We enjoyed another gloriously sunny day. The sky and seas were both clear blue. It was nippy in the shade, but the sun was warming, as I took my usual walk to Hordle Cliff top, where the browns and ochres of the hillside brambles and the shining shingle contrasted well with the brilliant blues.
The Solent had looked most inviting from Downton Lane, where a row of mirror glass had been laid along the pitted footpath through Roger Cobb’s maize fields.
The Shorefield rooks are becoming more vociferous, and distant houses shimmered as I walked along the path to the beach.
Robins are territorial creatures, so the one I stalked from stalk to stalk among the brambles was probably the one I have photographed before on that same area of the clifftop.
I exchanged greetings with a passing jogger and his dog I now see quite regularly on the coast road.
Another customary acquaintance is a gentleman with a little dog which befriended a woman and a little boy who walked down the steps to play at the water’s edge.

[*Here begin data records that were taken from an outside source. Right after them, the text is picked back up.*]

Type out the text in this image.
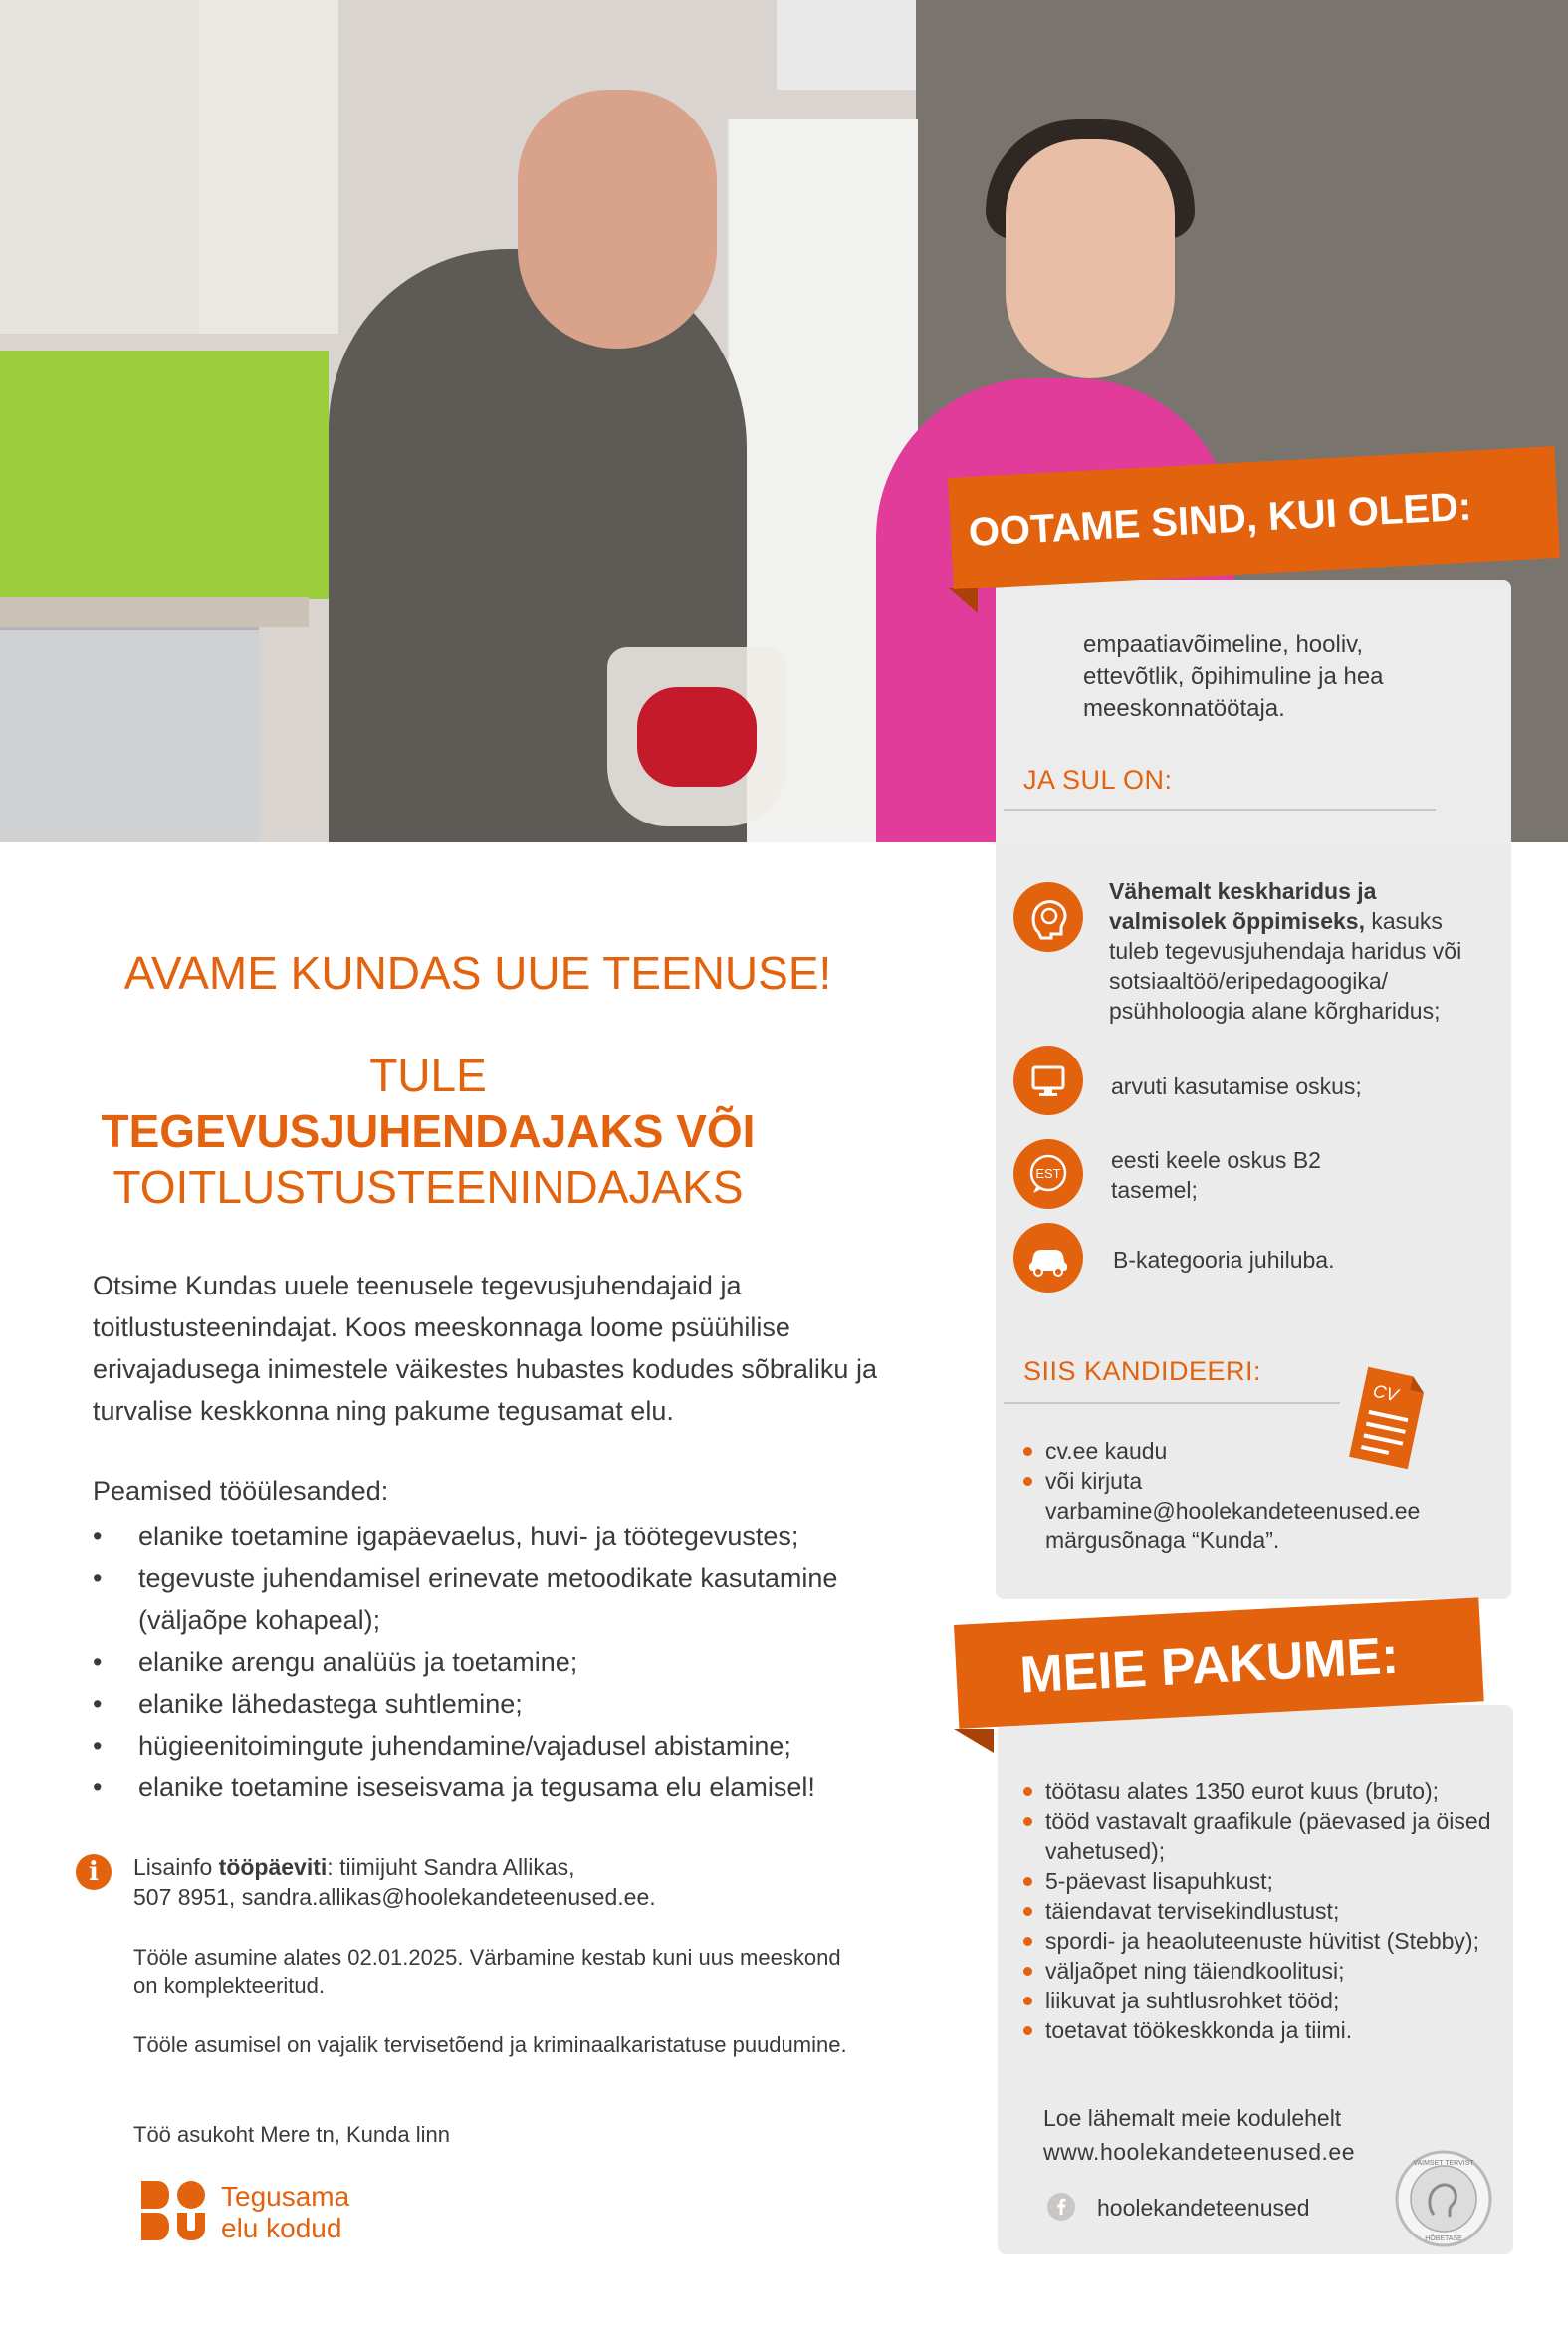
OOTAME SIND, KUI OLED:
empaatiavõimeline, hooliv, ettevõtlik, õpihimuline ja hea meeskonnatöötaja.
JA SUL ON:
Vähemalt keskharidus ja valmisolek õppimiseks, kasuks tuleb tegevusjuhendaja haridus või sotsiaaltöö/eripedagoogika/ psühholoogia alane kõrgharidus;
arvuti kasutamise oskus;
EST
eesti keele oskus B2 tasemel;
B-kategooria juhiluba.
SIIS KANDIDEERI:
CV
cv.ee kaudu
või kirjuta
varbamine@hoolekandeteenused.ee
märgusõnaga “Kunda”.
MEIE PAKUME:
töötasu alates 1350 eurot kuus (bruto);
tööd vastavalt graafikule (päevased ja öised vahetused);
5-päevast lisapuhkust;
täiendavat tervisekindlustust;
spordi- ja heaoluteenuste hüvitist (Stebby);
väljaõpet ning täiendkoolitusi;
liikuvat ja suhtlusrohket tööd;
toetavat töökeskkonda ja tiimi.
Loe lähemalt meie kodulehelt
www.hoolekandeteenused.ee
hoolekandeteenused
VAIMSET TERVIST
HÕBETASE
AVAME KUNDAS UUE TEENUSE!
TULE
TEGEVUSJUHENDAJAKS VÕI
TOITLUSTUSTEENINDAJAKS
Otsime Kundas uuele teenusele tegevusjuhendajaid ja toitlustusteenindajat. Koos meeskonnaga loome psüühilise erivajadusega inimestele väikestes hubastes kodudes sõbraliku ja turvalise keskkonna ning pakume tegusamat elu.
Peamised tööülesanded:
• elanike toetamine igapäevaelus, huvi- ja töötegevustes;
• tegevuste juhendamisel erinevate metoodikate kasutamine (väljaõpe kohapeal);
• elanike arengu analüüs ja toetamine;
• elanike lähedastega suhtlemine;
• hügieenitoimingute juhendamine/vajadusel abistamine;
• elanike toetamine iseseisvama ja tegusama elu elamisel!
i	Lisainfo tööpäeviti: tiimijuht Sandra Allikas,
507 8951, sandra.allikas@hoolekandeteenused.ee.
Tööle asumine alates 02.01.2025. Värbamine kestab kuni uus meeskond on komplekteeritud.
Tööle asumisel on vajalik tervisetõend ja kriminaalkaristatuse puudumine.
Töö asukoht Mere tn, Kunda linn
Tegusama
elu kodud
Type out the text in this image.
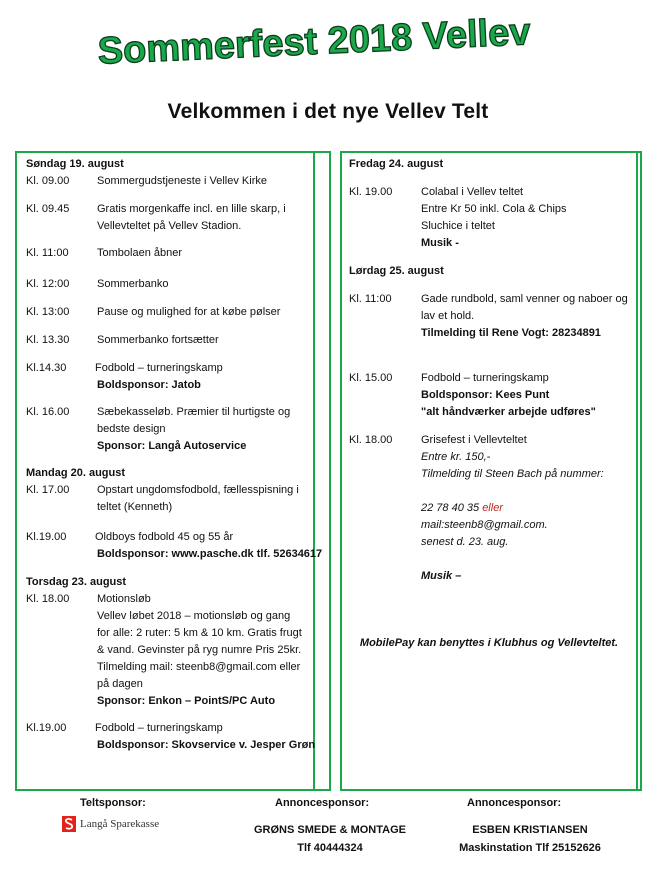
Sommerfest 2018 Vellev
Velkommen i det nye Vellev Telt
Søndag 19. august
Kl. 09.00	Sommergudstjeneste i Vellev Kirke
Kl. 09.45	Gratis morgenkaffe incl. en lille skarp, i
Vellevteltet på Vellev Stadion.
Kl. 11:00	Tombolaen åbner
Kl. 12:00	Sommerbanko
Kl. 13:00	Pause og mulighed for at købe pølser
Kl. 13.30	Sommerbanko fortsætter
Kl.14.30	Fodbold – turneringskamp
Boldsponsor: Jatob
Kl. 16.00	Sæbekasseløb. Præmier til hurtigste og
bedste design
Sponsor: Langå Autoservice
Mandag 20. august
Kl. 17.00	Opstart ungdomsfodbold, fællesspisning i
teltet (Kenneth)
Kl.19.00	Oldboys fodbold 45 og 55 år
Boldsponsor: www.pasche.dk tlf. 52634617
Torsdag 23. august
Kl. 18.00	Motionsløb
Vellev løbet 2018 – motionsløb og gang
for alle: 2 ruter: 5 km & 10 km. Gratis frugt
& vand. Gevinster på ryg numre Pris 25kr.
Tilmelding mail: steenb8@gmail.com eller
på dagen
Sponsor: Enkon – PointS/PC Auto
Kl.19.00	Fodbold – turneringskamp
Boldsponsor: Skovservice v. Jesper Grøn
Fredag 24. august
Kl. 19.00	Colabal i Vellev teltet
Entre Kr 50 inkl. Cola & Chips
Sluchice i teltet
Musik -
Lørdag 25. august
Kl. 11:00	Gade rundbold, saml venner og naboer og
lav et hold.
Tilmelding til Rene Vogt: 28234891
Kl. 15.00	Fodbold – turneringskamp
Boldsponsor: Kees Punt
"alt håndværker arbejde udføres"
Kl. 18.00	Grisefest i Vellevteltet
Entre kr. 150,-
Tilmelding til Steen Bach på nummer:
22 78 40 35 eller
mail:steenb8@gmail.com.
senest d. 23. aug.
Musik –
MobilePay kan benyttes i Klubhus og Vellevteltet.
Teltsponsor:
Langå Sparekasse
Annoncesponsor:
GRØNS SMEDE & MONTAGE
Tlf 40444324
Annoncesponsor:
ESBEN KRISTIANSEN
Maskinstation Tlf 25152626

Further lengthy conversations somewhat extended the timescale of my outing. The first was with a very gregarious woman who was checking the times posted at the bus stops in the jogger picture. With her pass it is worth her while to visit Waitrose where, if she spends £5 in the shop she can enjoy a free coffee and a copy of the Daily Mail newspaper.
After this, I met Roger outside Hordle Manor Farm, now occupied by his son Matthew and his family, who had indeed rescued Scooby on 17th August last year. He also told me that the lake I had photographed filling his field eleven days ago had now disappeared. This is apparently quite a regular occurrence.
In the car yesterday, Becky had described the 2012 film ‘The Sweeney’, in which a far more thuggish, twenty first century, Ray Winstone reprises John Thaw’s Jack Regan role. The eponymous TV series of the 1970s was iconic. ‘Sweeney!’ (1977) and ‘Sweeney 2’ (1978) were feature length cinema spin-offs. Our daughter, who had watched it with Flo, described an amazing car chase through a single lane winding ‘tree tunnel’. Becky had speculated about what could happen if various pedestrians, such as an old lady walking her dog, had been the other side of one of the bends. Flo had finished off the list with: ‘Or Grandpa photographing a leaf’. It just had to be done, didn’t it? The title, incidentally derives from ‘Sweeney Todd’ (the demon barber of Fleet Street), cockney rhyming slang for the Flying Squad. The way this verbal device works is to take a two or three word phrase and just use the first one as the required term. Another example is Plates (of meat) for Feet.
This evening we dined on Jackie’s excellent fusilli and tagliatelle Bolognese followed by lemon tart, with which we both drank water and I finished the Cotes du Rhone Villages.